Dr. Wallace received the award in recognition of her outstanding research paper, "Gold Diggers, Video Vixens, and Jezebel:  Stereotype Images and Substance Use Among Urban African American Girls," which advances knowledge on the psychology of Black women.

Scyatta A. Wallace, PhDScyatta A. Wallace, PhD, received her doctorate in developmental psychology from Fordham University and her BA in psychology from Yale University. Dr. Wallace also completed a two-year postdoctoral research fellowship at the Division of HIV/AIDS Prevention, Centers for Disease Control and Prevention (CDC). Her research interests include examining contextual and cultural influences associated with HIV risk among Black adolescents and young adults.
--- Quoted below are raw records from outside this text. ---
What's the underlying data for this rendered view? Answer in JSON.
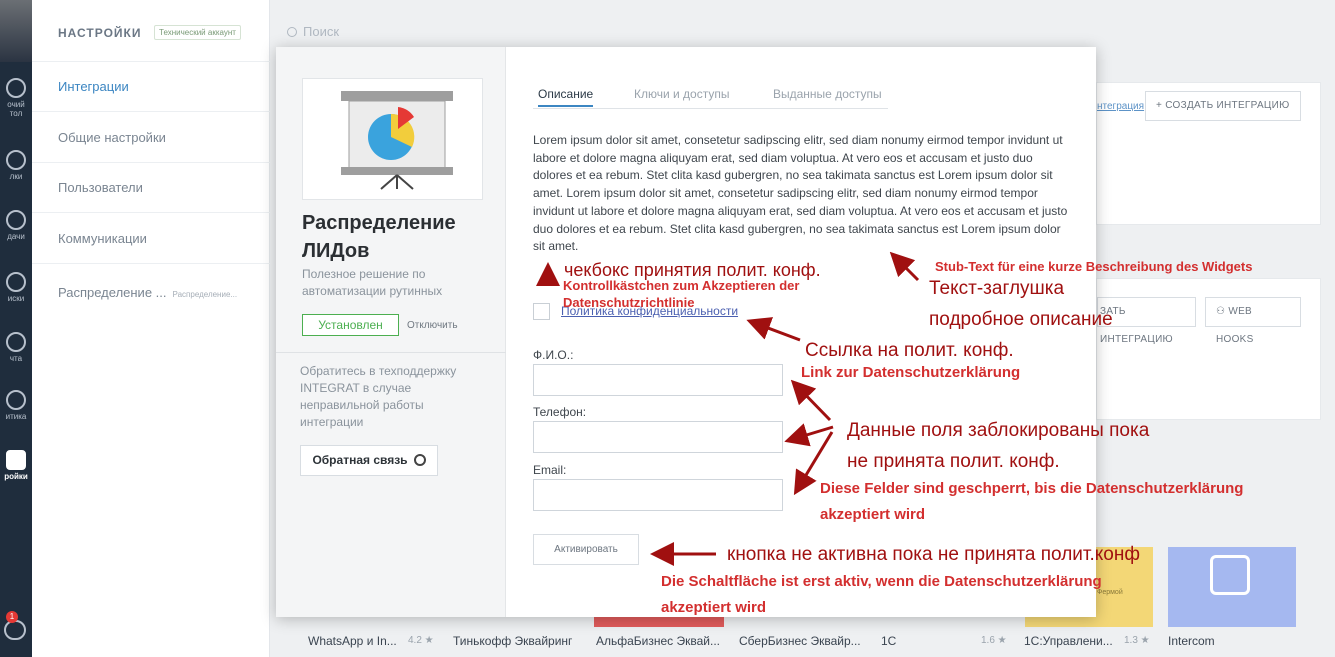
{
  "rail": {
    "items": [
      {
        "label": "очий\nтол",
        "icon": "desktop-icon"
      },
      {
        "label": "лки",
        "icon": "deals-icon"
      },
      {
        "label": "дачи",
        "icon": "tasks-icon"
      },
      {
        "label": "иски",
        "icon": "lists-icon"
      },
      {
        "label": "чта",
        "icon": "mail-icon"
      },
      {
        "label": "итика",
        "icon": "analytics-icon"
      },
      {
        "label": "ройки",
        "icon": "settings-wrench-icon"
      }
    ],
    "chat_badge": "1"
  },
  "settings": {
    "title": "НАСТРОЙКИ",
    "account_badge": "Технический аккаунт",
    "menu": [
      {
        "label": "Интеграции"
      },
      {
        "label": "Общие настройки"
      },
      {
        "label": "Пользователи"
      },
      {
        "label": "Коммуникации"
      },
      {
        "label": "Распределение ...",
        "sub": "Распределение..."
      }
    ]
  },
  "search": {
    "placeholder": "Поиск"
  },
  "background": {
    "link_text": "нтеграция",
    "create_btn": "+ СОЗДАТЬ ИНТЕГРАЦИЮ",
    "create_btn2": "ЗАТЬ ИНТЕГРАЦИЮ",
    "webhooks_btn": "WEB HOOKS",
    "tiles": [
      {
        "name": "WhatsApp и In...",
        "rating": "4.2 ★"
      },
      {
        "name": "Тинькофф Эквайринг",
        "rating": ""
      },
      {
        "name": "АльфаБизнес Эквай...",
        "rating": ""
      },
      {
        "name": "СберБизнес Эквайр...",
        "rating": ""
      },
      {
        "name": "1С",
        "rating": "1.6 ★"
      },
      {
        "name": "1С:Управлени...",
        "rating": "1.3 ★"
      },
      {
        "name": "Intercom",
        "rating": ""
      }
    ],
    "tile_colors": [
      "#e05b5b",
      "#f3d776",
      "#a5b8f0"
    ],
    "tile_small_text": "Фермой"
  },
  "modal": {
    "app_name": "Распределение ЛИДов",
    "app_desc": "Полезное решение по автоматизации рутинных",
    "installed_label": "Установлен",
    "disable_label": "Отключить",
    "support_text": "Обратитесь в техподдержку INTEGRAT в случае неправильной работы интеграции",
    "feedback_label": "Обратная связь",
    "tabs": [
      "Описание",
      "Ключи и доступы",
      "Выданные доступы"
    ],
    "lorem": "Lorem ipsum dolor sit amet, consetetur sadipscing elitr, sed diam nonumy eirmod tempor invidunt ut labore et dolore magna aliquyam erat, sed diam voluptua. At vero eos et accusam et justo duo dolores et ea rebum. Stet clita kasd gubergren, no sea takimata sanctus est Lorem ipsum dolor sit amet. Lorem ipsum dolor sit amet, consetetur sadipscing elitr, sed diam nonumy eirmod tempor invidunt ut labore et dolore magna aliquyam erat, sed diam voluptua. At vero eos et accusam et justo duo dolores et ea rebum. Stet clita kasd gubergren, no sea takimata sanctus est Lorem ipsum dolor sit amet.",
    "policy_link": "Политика конфиденциальности",
    "fields": [
      {
        "label": "Ф.И.О.:",
        "value": ""
      },
      {
        "label": "Телефон:",
        "value": ""
      },
      {
        "label": "Email:",
        "value": ""
      }
    ],
    "activate_label": "Активировать"
  },
  "annotations": {
    "checkbox_ru": "чекбокс принятия полит. конф.",
    "checkbox_de": "Kontrollkästchen zum Akzeptieren der Datenschutzrichtlinie",
    "stub_de": "Stub-Text für eine kurze Beschreibung des Widgets",
    "stub_ru_1": "Текст-заглушка",
    "stub_ru_2": "подробное описание",
    "link_ru": "Ссылка на полит. конф.",
    "link_de": "Link zur Datenschutzerklärung",
    "fields_ru_1": "Данные поля заблокированы пока",
    "fields_ru_2": "не принята полит. конф.",
    "fields_de_1": "Diese Felder sind geschperrt, bis die Datenschutzerklärung",
    "fields_de_2": "akzeptiert wird",
    "button_ru": "кнопка не активна пока не принята полит.конф",
    "button_de_1": "Die Schaltfläche ist erst aktiv, wenn die Datenschutzerklärung",
    "button_de_2": "akzeptiert wird"
  }
}
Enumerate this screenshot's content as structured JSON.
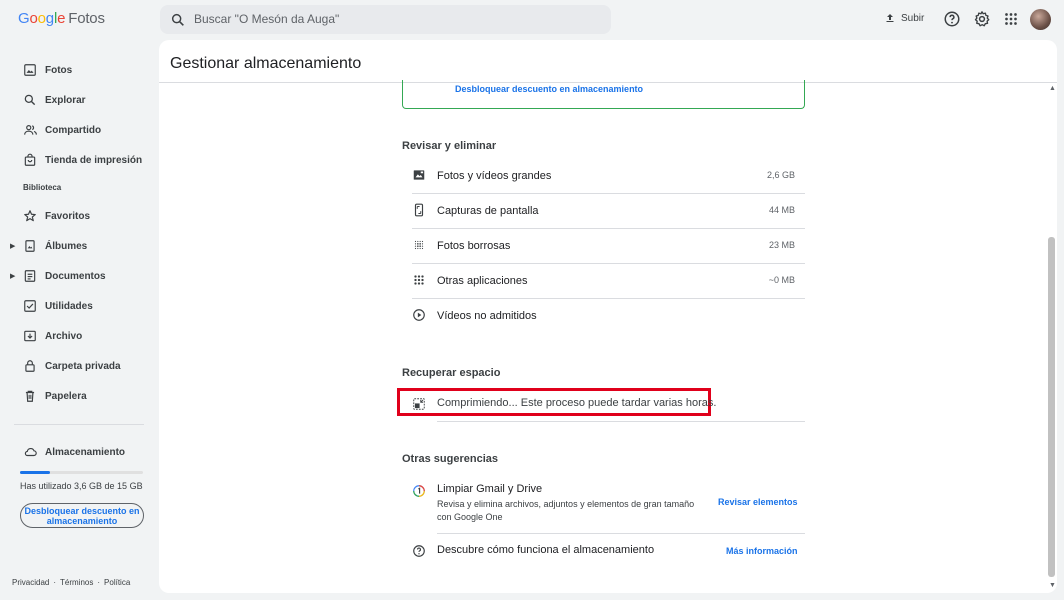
{
  "app": {
    "logo_google_letters": [
      "G",
      "o",
      "o",
      "g",
      "l",
      "e"
    ],
    "logo_product": "Fotos"
  },
  "search": {
    "placeholder": "Buscar \"O Mesón da Auga\""
  },
  "topbar": {
    "upload_label": "Subir",
    "icons": [
      "search-icon",
      "upload-icon",
      "help-icon",
      "settings-icon",
      "apps-grid-icon",
      "avatar"
    ]
  },
  "sidebar": {
    "items": [
      {
        "label": "Fotos",
        "icon": "photo-icon"
      },
      {
        "label": "Explorar",
        "icon": "search-icon"
      },
      {
        "label": "Compartido",
        "icon": "people-icon"
      },
      {
        "label": "Tienda de impresión",
        "icon": "shopping-bag-icon"
      }
    ],
    "library_label": "Biblioteca",
    "library_items": [
      {
        "label": "Favoritos",
        "icon": "star-icon"
      },
      {
        "label": "Álbumes",
        "icon": "album-icon",
        "expandable": true
      },
      {
        "label": "Documentos",
        "icon": "document-icon",
        "expandable": true
      },
      {
        "label": "Utilidades",
        "icon": "checkbox-icon"
      },
      {
        "label": "Archivo",
        "icon": "archive-icon"
      },
      {
        "label": "Carpeta privada",
        "icon": "lock-icon"
      },
      {
        "label": "Papelera",
        "icon": "trash-icon"
      }
    ],
    "storage_label": "Almacenamiento",
    "storage_used_fraction": 0.24,
    "storage_text": "Has utilizado 3,6 GB de 15 GB",
    "unlock_button_label": "Desbloquear descuento en almacenamiento",
    "footer_links": [
      "Privacidad",
      "·",
      "Términos",
      "·",
      "Política"
    ]
  },
  "main": {
    "title": "Gestionar almacenamiento",
    "promo_link": "Desbloquear descuento en almacenamiento",
    "review_title": "Revisar y eliminar",
    "review_items": [
      {
        "label": "Fotos y vídeos grandes",
        "size": "2,6 GB",
        "icon": "large-media-icon"
      },
      {
        "label": "Capturas de pantalla",
        "size": "44 MB",
        "icon": "phone-screenshot-icon"
      },
      {
        "label": "Fotos borrosas",
        "size": "23 MB",
        "icon": "blurry-icon"
      },
      {
        "label": "Otras aplicaciones",
        "size": "~0 MB",
        "icon": "apps-grid-icon"
      },
      {
        "label": "Vídeos no admitidos",
        "size": "",
        "icon": "play-circle-icon"
      }
    ],
    "recover_title": "Recuperar espacio",
    "compress_status": "Comprimiendo... Este proceso puede tardar varias horas.",
    "suggestions_title": "Otras sugerencias",
    "suggestion_gmail": {
      "title": "Limpiar Gmail y Drive",
      "description": "Revisa y elimina archivos, adjuntos y elementos de gran tamaño con Google One",
      "action": "Revisar elementos"
    },
    "suggestion_learn": {
      "title": "Descubre cómo funciona el almacenamiento",
      "action": "Más información"
    }
  },
  "colors": {
    "accent": "#1a73e8",
    "promo_border": "#34a853",
    "highlight_border": "#e0001b"
  }
}
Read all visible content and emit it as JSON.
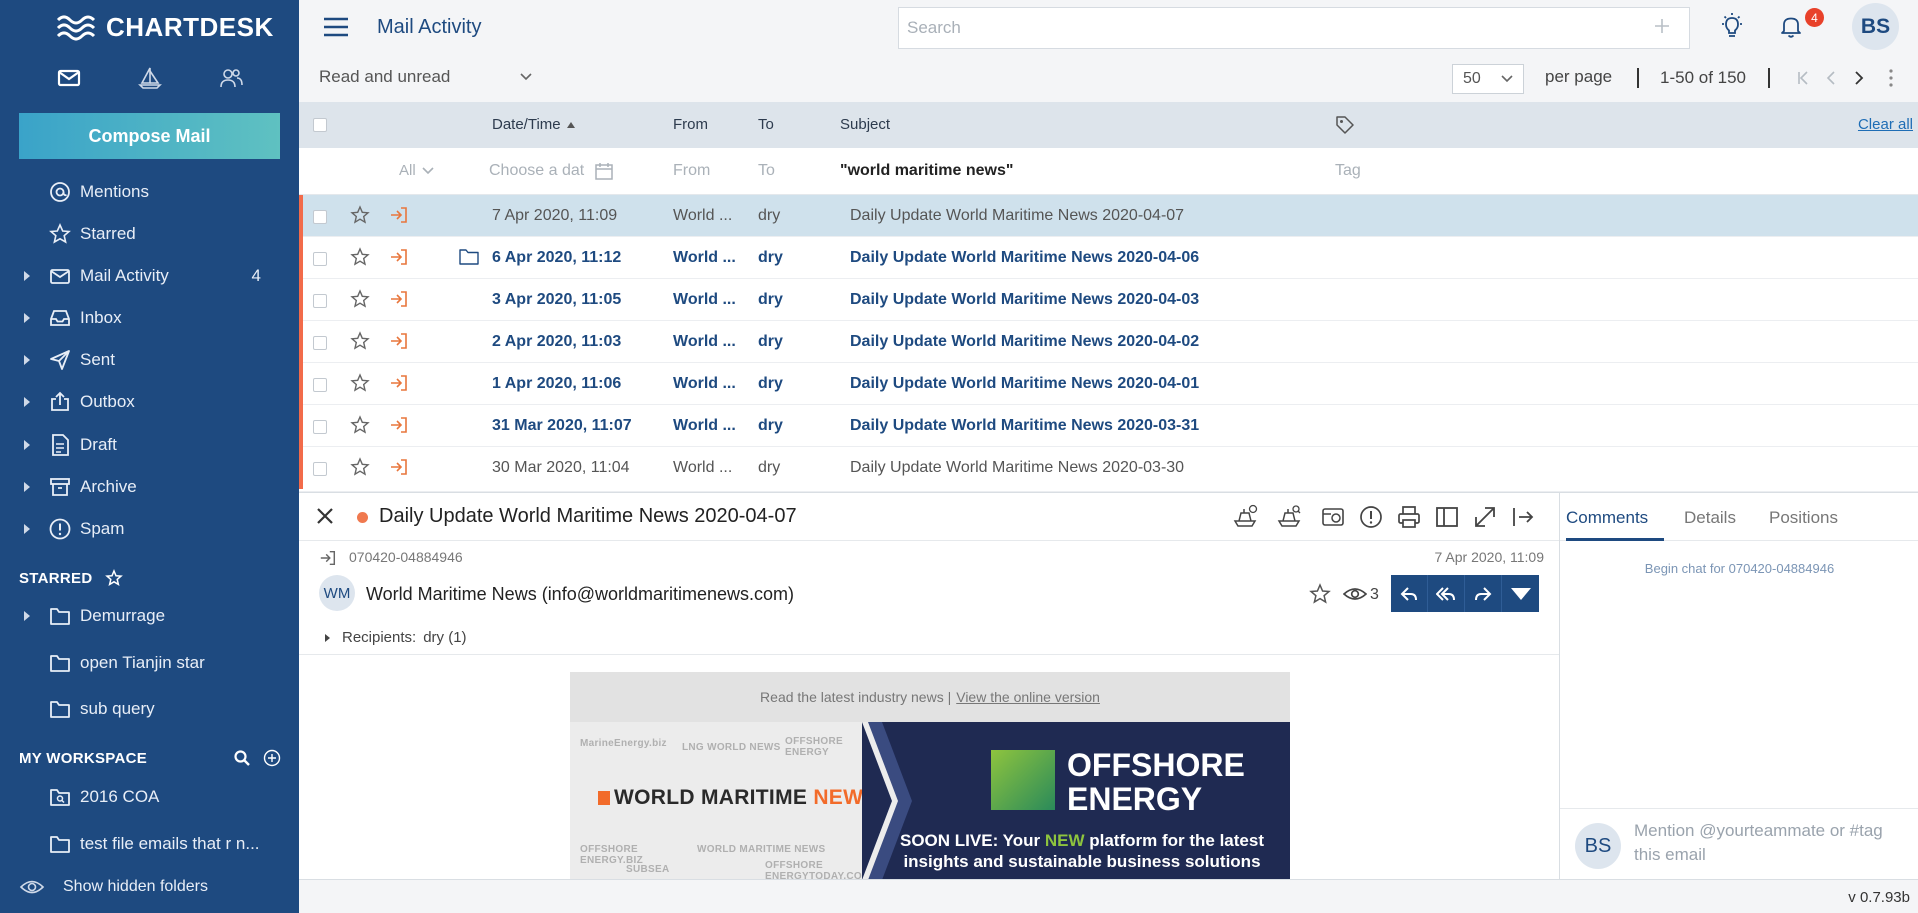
{
  "app": {
    "logo_text": "CHARTDESK",
    "version": "v 0.7.93b"
  },
  "sidebar": {
    "compose_label": "Compose Mail",
    "nav": [
      {
        "label": "Mentions",
        "icon": "at-icon"
      },
      {
        "label": "Starred",
        "icon": "star-icon"
      },
      {
        "label": "Mail Activity",
        "icon": "mail-icon",
        "count": "4"
      },
      {
        "label": "Inbox",
        "icon": "inbox-icon"
      },
      {
        "label": "Sent",
        "icon": "send-icon"
      },
      {
        "label": "Outbox",
        "icon": "outbox-icon"
      },
      {
        "label": "Draft",
        "icon": "draft-icon"
      },
      {
        "label": "Archive",
        "icon": "archive-icon"
      },
      {
        "label": "Spam",
        "icon": "spam-icon"
      }
    ],
    "starred_header": "STARRED",
    "starred_items": [
      "Demurrage",
      "open Tianjin star",
      "sub query"
    ],
    "workspace_header": "MY WORKSPACE",
    "workspace_items": [
      "2016 COA",
      "test file emails that r n..."
    ],
    "show_hidden": "Show hidden folders"
  },
  "header": {
    "title": "Mail Activity",
    "search_placeholder": "Search",
    "notification_count": "4",
    "avatar_initials": "BS"
  },
  "toolbar": {
    "read_filter": "Read and unread",
    "per_page_value": "50",
    "per_page_label": "per page",
    "range": "1-50 of 150"
  },
  "table": {
    "columns": {
      "date": "Date/Time",
      "from": "From",
      "to": "To",
      "subject": "Subject"
    },
    "clear_all": "Clear all",
    "filters": {
      "all": "All",
      "date_placeholder": "Choose a dat",
      "from": "From",
      "to": "To",
      "subject": "\"world maritime news\"",
      "tag": "Tag"
    },
    "rows": [
      {
        "date": "7 Apr 2020, 11:09",
        "from": "World ...",
        "to": "dry",
        "subject": "Daily Update World Maritime News 2020-04-07",
        "unread": false,
        "selected": true,
        "folder": false
      },
      {
        "date": "6 Apr 2020, 11:12",
        "from": "World ...",
        "to": "dry",
        "subject": "Daily Update World Maritime News 2020-04-06",
        "unread": true,
        "selected": false,
        "folder": true
      },
      {
        "date": "3 Apr 2020, 11:05",
        "from": "World ...",
        "to": "dry",
        "subject": "Daily Update World Maritime News 2020-04-03",
        "unread": true,
        "selected": false,
        "folder": false
      },
      {
        "date": "2 Apr 2020, 11:03",
        "from": "World ...",
        "to": "dry",
        "subject": "Daily Update World Maritime News 2020-04-02",
        "unread": true,
        "selected": false,
        "folder": false
      },
      {
        "date": "1 Apr 2020, 11:06",
        "from": "World ...",
        "to": "dry",
        "subject": "Daily Update World Maritime News 2020-04-01",
        "unread": true,
        "selected": false,
        "folder": false
      },
      {
        "date": "31 Mar 2020, 11:07",
        "from": "World ...",
        "to": "dry",
        "subject": "Daily Update World Maritime News 2020-03-31",
        "unread": true,
        "selected": false,
        "folder": false
      },
      {
        "date": "30 Mar 2020, 11:04",
        "from": "World ...",
        "to": "dry",
        "subject": "Daily Update World Maritime News 2020-03-30",
        "unread": false,
        "selected": false,
        "folder": false
      }
    ]
  },
  "reader": {
    "title": "Daily Update World Maritime News 2020-04-07",
    "message_id": "070420-04884946",
    "date": "7 Apr 2020, 11:09",
    "sender_initials": "WM",
    "sender": "World Maritime News (info@worldmaritimenews.com)",
    "views": "3",
    "recipients_label": "Recipients:",
    "recipients_value": "dry (1)",
    "newsletter": {
      "top_text": "Read the latest industry news |",
      "top_link": "View the online version",
      "brand_main": "WORLD MARITIME ",
      "brand_accent": "NEWS",
      "oe_line1": "OFFSHORE",
      "oe_line2": "ENERGY",
      "promo_a": "SOON LIVE: Your ",
      "promo_new": "NEW",
      "promo_b": " platform for the latest insights and sustainable business solutions",
      "faint": [
        "MarineEnergy.biz",
        "LNG WORLD NEWS",
        "OFFSHORE ENERGY",
        "OFFSHORE ENERGY.BIZ",
        "WORLD MARITIME NEWS",
        "SUBSEA",
        "OFFSHORE ENERGYTODAY.COM"
      ]
    }
  },
  "right_panel": {
    "tabs": [
      "Comments",
      "Details",
      "Positions"
    ],
    "begin_chat": "Begin chat for 070420-04884946",
    "comment_placeholder": "Mention @yourteammate or #tag this email",
    "avatar_initials": "BS"
  },
  "colors": {
    "sidebar": "#1e4a80",
    "accent": "#f26b4a",
    "selected_row": "#cfe1ec",
    "header_row": "#dde4eb"
  }
}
Wallace is currently an associate professor in the department of psychology at St. John’s University. Currently she is principal investigator on a four-year study funded by the Centers for Disease Control and Prevention. The objective of the study is to develop culturally tailored and gender specific health education materials that promote HIV testing among low income heterosexual young adult Black men recently released for jail/prison. In addition, she has received funding from NIH and other federal agencies and foundations for her work focused on substance use and sexual risk among black youth.

Wallace is an NIH Loan Repayment recipient (2006-present). Previous honors include receiving a three year summer visiting professorship at the Center for AIDS Prevention Studies at the University of California at San Francisco, being named an NIH Health Disparities Scholar (2002-2004), receiving the first Dalmas A. Taylor Summer Policy Fellowship (2000) awarded by the American Psychological Association and receiving a Graduate Research Ethics Education Training fellowship from the National Science Foundation (1998-2001). Wallace is currently on the editorial board of the scientific journal, Applied Developmental Science. She was a member of the APA Ad Hoc Committee on Psychology and AIDS since 2009, serving as its chair from 2010 to 2011.